1. Immune/stromal score were significantly associated with T pathological stage and PRCC subtypes
We downloaded 323 PRCC samples from the TCGA database. Gene expression patterns and clinical characteristics were included. Based on the ESTIMATE algorithm, immune score (-1952.04 to 3372.51) and stromal score (-1821.04 to 1469.55) of 291 samples were calculated. We attempted to analyze the relations between immune/stromal score and TNM, stage and subtype (Fig. 1A-D). Results showed the differences in the stromal score of T pathological stages were significant (T3 > T2 > T1, T4, P < 0.05). Since only two T4 samples are not representative, we considered that high T pathological grade correlated with high stromal score. And the average immune scores of type 2 were higher than type 1 (P < 0.05). Similarly, type 2 had higher stromal scores compared to type 1 (P < 0.05, Fig. 1E, F). Finally, we divided the samples into two groups on the basis of median immune/stromal score, but no significant differences were found in OS via Kaplan–Meier analysis (Fig. 1G, H).
2. Identification of DEGs with immune/stromal score
To determine whether all genes were associated with immune/stromal score, gene expression profile of 291 patients were analyzed. We mapped volcano plots with the cutoffs of |Log2FC|>1 and FDR < 0.05 (Fig. 2A, B). 983 upregulated and 6 downregulated genes were identified according to immune score. 1142 upregulated and 27 downregulated genes were extracted based on stromal score. Venn diagrams identified 763 upregulated common genes and 4 downregulated common genes (Fig. 2C, D, Supplementary Table S1). GO analysis showed upregulated genes were mostly associated with immune and inflammatory response, chemokine activity, IgG binding and cell adhesion molecule binding (Fig. 2E-G).
3. Association of upregulated common genes with OS
In order to obtain the relationships between each gene and OS, Kaplan–Meier was applied for survival analysis of 763 upregulated genes, and the impact of 120 genes (Supplementary Table S2) on OS was statistically significant.
4. Selection of molecular complexes from protein interaction networks
To study protein interactions of 120 genes, String tool was performed to structure a PPI network comprised of 84 nodes and 297 edges. Then we used MCODE to select prominent modules: module 1, composed of 17 hub genes (CXCR5, CD19, PDCD1, IL21R,GZMB༌TNFRSF9༌CD38༌CXCL10༌SELL, LAG3, CD44, CD80, CCL21, ITGA4, CCL19, IL6, and CXCL13, Fig. 3A) and module 2, including 5 hub genes (BLK, CD79A, FCRLA, MS4A1 and POU2AF, Fig. 3B), which were strongly associated with other genes, suggesting that they might play an important role in PRCC.
5. Functional enrichment analysis of valuable genes
To understand whether 22 genes have an impact on the TME, we performed KEGG analysis by DAVID, and the results showed that these genes mainly participated in the following pathways: cytokine-cytokine receptor interaction, chemokine signaling pathway and primary immunodeficiency (Fig. 3C).

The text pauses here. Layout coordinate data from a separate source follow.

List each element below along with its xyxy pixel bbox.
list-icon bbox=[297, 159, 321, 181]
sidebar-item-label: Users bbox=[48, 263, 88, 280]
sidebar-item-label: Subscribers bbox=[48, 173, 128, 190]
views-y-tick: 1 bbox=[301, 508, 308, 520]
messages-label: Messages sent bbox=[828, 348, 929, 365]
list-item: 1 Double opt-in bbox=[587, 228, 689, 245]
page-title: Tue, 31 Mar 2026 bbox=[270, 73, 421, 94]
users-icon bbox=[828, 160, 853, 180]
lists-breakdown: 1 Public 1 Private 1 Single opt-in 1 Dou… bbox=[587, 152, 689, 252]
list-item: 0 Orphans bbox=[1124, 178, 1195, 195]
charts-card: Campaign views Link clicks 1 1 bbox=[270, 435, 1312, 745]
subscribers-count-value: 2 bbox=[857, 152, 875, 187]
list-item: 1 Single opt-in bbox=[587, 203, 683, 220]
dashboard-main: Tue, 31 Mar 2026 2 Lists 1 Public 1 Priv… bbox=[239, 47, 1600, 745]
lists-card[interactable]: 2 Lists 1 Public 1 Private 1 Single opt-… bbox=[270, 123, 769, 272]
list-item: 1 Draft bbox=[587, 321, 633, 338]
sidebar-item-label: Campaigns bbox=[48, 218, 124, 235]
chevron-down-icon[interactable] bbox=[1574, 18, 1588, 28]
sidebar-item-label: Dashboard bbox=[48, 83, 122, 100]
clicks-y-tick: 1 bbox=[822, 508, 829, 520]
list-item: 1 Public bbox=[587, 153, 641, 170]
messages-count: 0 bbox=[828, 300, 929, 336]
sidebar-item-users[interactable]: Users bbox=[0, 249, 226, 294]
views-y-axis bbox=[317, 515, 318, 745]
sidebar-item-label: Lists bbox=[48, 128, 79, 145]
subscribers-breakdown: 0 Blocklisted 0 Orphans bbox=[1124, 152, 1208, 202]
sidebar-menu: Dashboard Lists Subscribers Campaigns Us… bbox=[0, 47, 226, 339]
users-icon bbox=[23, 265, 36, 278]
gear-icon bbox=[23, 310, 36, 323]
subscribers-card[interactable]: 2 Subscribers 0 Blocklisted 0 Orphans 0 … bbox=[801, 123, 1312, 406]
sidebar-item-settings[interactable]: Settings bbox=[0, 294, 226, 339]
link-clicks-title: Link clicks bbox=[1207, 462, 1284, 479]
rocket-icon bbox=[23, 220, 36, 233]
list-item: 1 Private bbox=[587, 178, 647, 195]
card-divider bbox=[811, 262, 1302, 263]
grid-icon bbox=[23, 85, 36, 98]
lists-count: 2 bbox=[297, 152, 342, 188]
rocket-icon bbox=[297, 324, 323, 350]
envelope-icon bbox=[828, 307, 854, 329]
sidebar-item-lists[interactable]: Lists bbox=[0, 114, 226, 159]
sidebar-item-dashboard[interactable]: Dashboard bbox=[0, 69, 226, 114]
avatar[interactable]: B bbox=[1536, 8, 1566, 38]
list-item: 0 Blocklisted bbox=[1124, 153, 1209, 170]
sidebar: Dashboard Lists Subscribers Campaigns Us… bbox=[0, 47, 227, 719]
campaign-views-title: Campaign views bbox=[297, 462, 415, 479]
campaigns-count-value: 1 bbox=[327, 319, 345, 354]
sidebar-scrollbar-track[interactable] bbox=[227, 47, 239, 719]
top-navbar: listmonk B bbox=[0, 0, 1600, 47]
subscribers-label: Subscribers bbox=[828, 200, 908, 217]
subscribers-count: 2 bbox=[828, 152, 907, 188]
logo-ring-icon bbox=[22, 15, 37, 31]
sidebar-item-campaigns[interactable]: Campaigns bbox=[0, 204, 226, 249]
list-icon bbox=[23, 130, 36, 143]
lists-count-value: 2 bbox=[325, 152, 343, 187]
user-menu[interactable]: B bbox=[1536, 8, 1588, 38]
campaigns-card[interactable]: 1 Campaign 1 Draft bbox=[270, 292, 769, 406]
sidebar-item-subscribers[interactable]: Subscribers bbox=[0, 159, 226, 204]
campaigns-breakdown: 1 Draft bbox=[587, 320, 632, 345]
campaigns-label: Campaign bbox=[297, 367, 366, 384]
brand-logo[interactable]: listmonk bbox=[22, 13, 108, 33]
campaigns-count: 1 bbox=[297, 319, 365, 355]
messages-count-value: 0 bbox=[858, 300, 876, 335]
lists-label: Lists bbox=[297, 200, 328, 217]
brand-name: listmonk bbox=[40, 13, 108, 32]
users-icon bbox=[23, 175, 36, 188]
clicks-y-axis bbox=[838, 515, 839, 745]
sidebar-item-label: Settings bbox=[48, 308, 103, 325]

6. Construction and validation of a survival model to predict prognosis of PRCC patients
323 PRCC samples from TCGA and 34 samples from GEO were used as train and test group. Univariate cox regression analysis has approved all of 22 genes were significantly with OS (Supplementary Table S3). Then, we applied multivariate cox regression analysis to evaluate the coefficients between 22 hub genes from train group and OS. 4 genes (CD79A, CXCL13, IL6 and CCL19) significantly with patients’ prognosis were confirmed (Supplementary Table S3). Risk score was calculated based on the formula (risk score= (-0.24020) *CD79A + 0.22031* CXCL13 + 0.12025* IL6 + 0.17997* CCL19). According to median risk score, 323 PRCC samples and 34 samples were divided into high and low risk group, Kaplan–Meier survival curves both indicated patients’ prognosis in high risk group were worse than that in low risk group (p = 0.00326, p = 0.02537, Fig. 4A, B). Receiver operating characteristic (ROC) analysis was performed, and area under curve (AUC) of train group and test group was 0.76 and 0.708 (Fig. 4C, D).